Thursday, July 14, 2011

Who won?

Thursday, the great Minnesota Shutdown went from intractable to settled with dizzying speed. Mark Dayton's morning presentation at the Humphrey Institute became an announcement of his acceptance of a June 30th offer from Republican leaders. The $1.4 billion dollar package of shifts and tobacco revenue bonds, coupled with demands for removal of policy changes contained in the GOP budget bill, agreement not to seek a 15% across the board cut of state employees, and a $500 million bonding bill became the framework for a compromise. By 5:15 PM, a deal was struck.
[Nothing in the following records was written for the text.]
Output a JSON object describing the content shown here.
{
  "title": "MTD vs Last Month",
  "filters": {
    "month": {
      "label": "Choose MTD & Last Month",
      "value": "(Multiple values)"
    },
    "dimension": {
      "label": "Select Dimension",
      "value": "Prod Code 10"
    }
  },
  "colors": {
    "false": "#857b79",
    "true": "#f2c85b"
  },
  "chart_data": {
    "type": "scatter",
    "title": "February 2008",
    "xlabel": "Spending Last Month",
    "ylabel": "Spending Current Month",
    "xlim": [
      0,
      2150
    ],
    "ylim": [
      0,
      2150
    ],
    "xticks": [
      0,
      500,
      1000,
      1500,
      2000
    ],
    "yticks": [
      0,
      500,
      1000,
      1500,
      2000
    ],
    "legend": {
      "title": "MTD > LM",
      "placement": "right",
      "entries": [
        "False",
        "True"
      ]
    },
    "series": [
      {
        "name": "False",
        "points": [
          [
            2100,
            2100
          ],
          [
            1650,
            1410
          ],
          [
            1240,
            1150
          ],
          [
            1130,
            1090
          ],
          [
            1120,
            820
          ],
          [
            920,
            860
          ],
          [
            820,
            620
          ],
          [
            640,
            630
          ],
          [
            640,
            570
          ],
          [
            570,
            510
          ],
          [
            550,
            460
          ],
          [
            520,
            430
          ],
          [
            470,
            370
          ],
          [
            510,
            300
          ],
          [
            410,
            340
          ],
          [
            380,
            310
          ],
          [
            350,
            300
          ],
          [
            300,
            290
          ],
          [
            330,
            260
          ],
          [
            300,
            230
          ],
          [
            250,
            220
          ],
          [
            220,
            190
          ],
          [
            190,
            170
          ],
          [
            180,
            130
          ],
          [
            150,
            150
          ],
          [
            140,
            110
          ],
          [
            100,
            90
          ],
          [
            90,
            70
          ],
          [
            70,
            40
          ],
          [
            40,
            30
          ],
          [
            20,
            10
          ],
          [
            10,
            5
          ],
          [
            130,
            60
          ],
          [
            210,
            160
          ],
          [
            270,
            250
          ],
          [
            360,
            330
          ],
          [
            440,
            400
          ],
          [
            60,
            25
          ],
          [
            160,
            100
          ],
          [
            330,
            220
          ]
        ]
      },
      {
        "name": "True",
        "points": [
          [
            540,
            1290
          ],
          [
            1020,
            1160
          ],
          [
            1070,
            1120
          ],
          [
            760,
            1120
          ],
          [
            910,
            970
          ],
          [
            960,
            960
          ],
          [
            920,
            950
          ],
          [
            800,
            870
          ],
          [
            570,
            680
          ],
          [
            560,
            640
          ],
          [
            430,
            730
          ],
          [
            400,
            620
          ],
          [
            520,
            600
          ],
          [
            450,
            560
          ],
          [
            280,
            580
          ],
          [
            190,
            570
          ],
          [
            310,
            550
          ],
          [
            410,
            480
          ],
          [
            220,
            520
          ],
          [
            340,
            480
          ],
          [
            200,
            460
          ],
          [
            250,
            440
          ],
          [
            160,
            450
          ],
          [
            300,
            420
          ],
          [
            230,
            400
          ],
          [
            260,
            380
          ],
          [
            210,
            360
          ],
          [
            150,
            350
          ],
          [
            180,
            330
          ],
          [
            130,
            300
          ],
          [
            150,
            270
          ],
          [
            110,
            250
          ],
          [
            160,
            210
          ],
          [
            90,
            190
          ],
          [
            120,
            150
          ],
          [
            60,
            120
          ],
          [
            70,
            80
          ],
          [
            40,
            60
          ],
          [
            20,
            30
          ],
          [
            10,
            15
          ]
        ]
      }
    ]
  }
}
It was oddly anticlimactic to watch Speaker Zellers and Majority Leader Koch announcing that they had an agreement with Governor Dayton. Dayton's offer was effectively one the GOP couldn't refuse, even if they wanted to. It was a definitive end to an impasse that transformed Minnesota into a synecdoche for national budget woes. Twenty-two thousand laid off state employees, shuttered state parks, and a downgrade to the state's credit rating were all part of the mounting toll. In one stroke, Dayton ended that.

A lot of folks on the left have been and will be critical of this decision. Instant reaction from a number of DFL legislators was strongly negative, though minority leader Paul Thissen reportedly said that he'd support it. The smart money is that very few DFL votes will be cast for the budget compromise. Many left-leaning pundits took Dayton to task for caving to the GOP. Indeed, by the evening that was the GOP's talking point, with Michael Brodkorb posting a sheet of headlines that Dayton had conceded or lost.

While it chafes for Dayton supporters to watch, this bravado is mostly for the Republican base. Check out the sources for the headlines in Brodkorb's piece; National Review, Powerline, True North, Drudge, and the lead quote from Rush Limbaugh. This is not a piece for the general public, it's for the right wing base. Or consider this piece from House Republicans claiming that they've held state spending to $34 billion. That might come as a surprise to House Speaker Kurt Zellers, considering he "said the agreement will spend more than the $34 billion Republicans wanted to spend." Remember, Dayton won his budget. The revenue comes in the only form the GOP would permit, borrowing and shifting. As Dayton said - he'll own the budget, but not the revenue.

There are a lot of members of the GOP caucus that have made a lot of noise about cutting state spending. This compromise will be hard to swallow, especially as the pet policy provisions of GOP members are excised. Rep. Garofolo will howl about the removal of private school vouchers and curtailment of teacher's organizing rights. Sen. Hann will lecture disapprovingly as his plan to voucherize MinnesotaCare disappears. Rep. Banaian will cluck, as he did on MPR this morning, about the loss of his budgeting provisions. Rep. Runbeck's vendetta against Minneapolis, St. Paul and Duluth is shelved. And Rep. Downey's corporate consultant crusade against state employees will have to wait until later. Stopping a tax increase will seem like cold comfort for Republican true believers.

This assumes, of course, that "no policy provisions" means what it says. The details of an agreement will be painstaking on some of the larger bills, and it's worth watching what makes it into a final version. But it represents a big win for Mark Dayton on many fronts.

Dayton is taking the long game on the budget. The resolution insulates folks from the full brunt of cuts to health care and increased property taxes from local government aid cuts. The $500 million or so in bonding projects will stimulate the construction industry and the economy, and it seems that a $1 billion Vikings stadium will likely follow. This will put literally thousands of folks back to work. For a governor in the mold of Rudy Perpich, this is exactly what he wanted.

It's true that both sides shared in the blame for the shutdown, but Dayton's well-positioned to get credit for decisively ending it. Republicans will be saddled in 2012 with a broken promise to their base and an intransigent reputation with moderates. DFL legislators will get to campaign against the budget as irresponsible borrowing and shifting. In all, the political advantage is decidedly in favor of the DFL and Mark Dayton.

They'd better take advantage in 2012. It will take three or four budget cycles to dig Minnesota out the hole created over the last decade.